The Bias Report in Action
Using a clean version of the
COMPAS dataset, we demostrate the use of The Bias Report web app.
The Process
Upload data
First, we upload the data. The cleaned dataset is available on the upload page and follows the format described
here.
Select Protected Groups
Following the Propublica-Northpointe debate (discussed below) we focus on race. We select a custom reference group and use Caucasian as the reference group. Our metrics will thus reflect fairness in relation to the historically dominant group.
Select Fairness Metrics
Again following the below debate, we select False Positive Rates, False Negative Rates and False Discovery Rates.
Background
In 2016, Propublica
reported on racial inequality in COMPAS, a risk assessment tool. They showed the algorithm led to unfair disparities in False Negative and False Positive Rates. In particular, they showed black defendants who would not go on to recidivate faced disproportionately high risk scores, while white defendants who would recidivate received disproportionately low risk scores. Northpointe, the company responsible for the algorithm,
responded by arguing they callibrated the algorithm to be fair in terms of False Discovery Rate, also known as calibration. With the Bias Report, we get metrics on each type of disparity, adding clarity to the bias auditing process.
Analysis
The African-American false discovery rates are within the bounds of fairness. This result is expected because COMPAS is calibrated. (The overall FDR fairness returns false, because Asian and Native American defendants did not fall within the fairness threshholds for FDR).

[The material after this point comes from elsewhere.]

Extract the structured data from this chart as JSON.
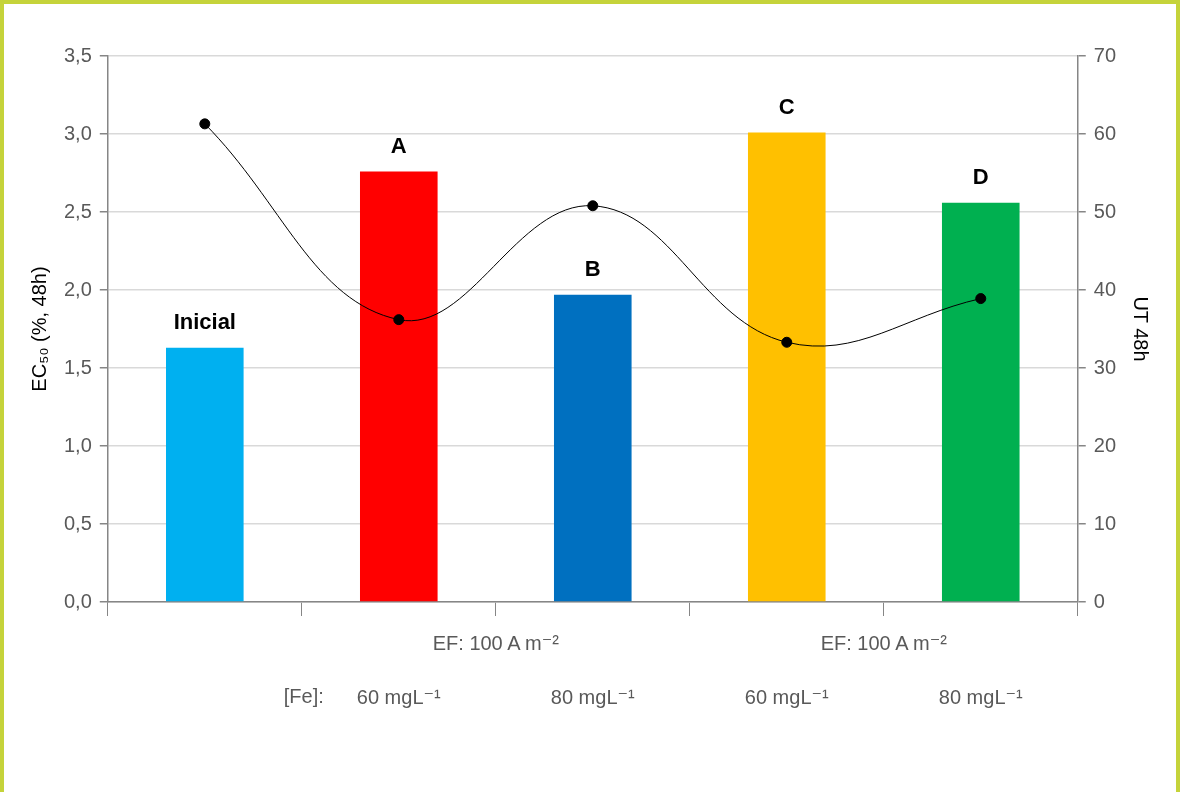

On the other hand, African-Americans are roughly twice as likely to have false positives and 40 percent less likely to false negatives. In real terms, 44.8% of African-Americans who did not recidivate were marked high or medium risk (with potential for associated penalties), compared with 23.4% of Caucasian non-reoffenders. This is unfair and is marked False below.
These findings mark an inherent trade-off between FPR Fairness, FNR Fairness and calibration, which is present in any decision system where base rates are not equal. See Chouldechova (2017). Aequitas helps bring this trade-off to the forefront with clear metrics and asks system designers to make a reasoned decision based on their use case.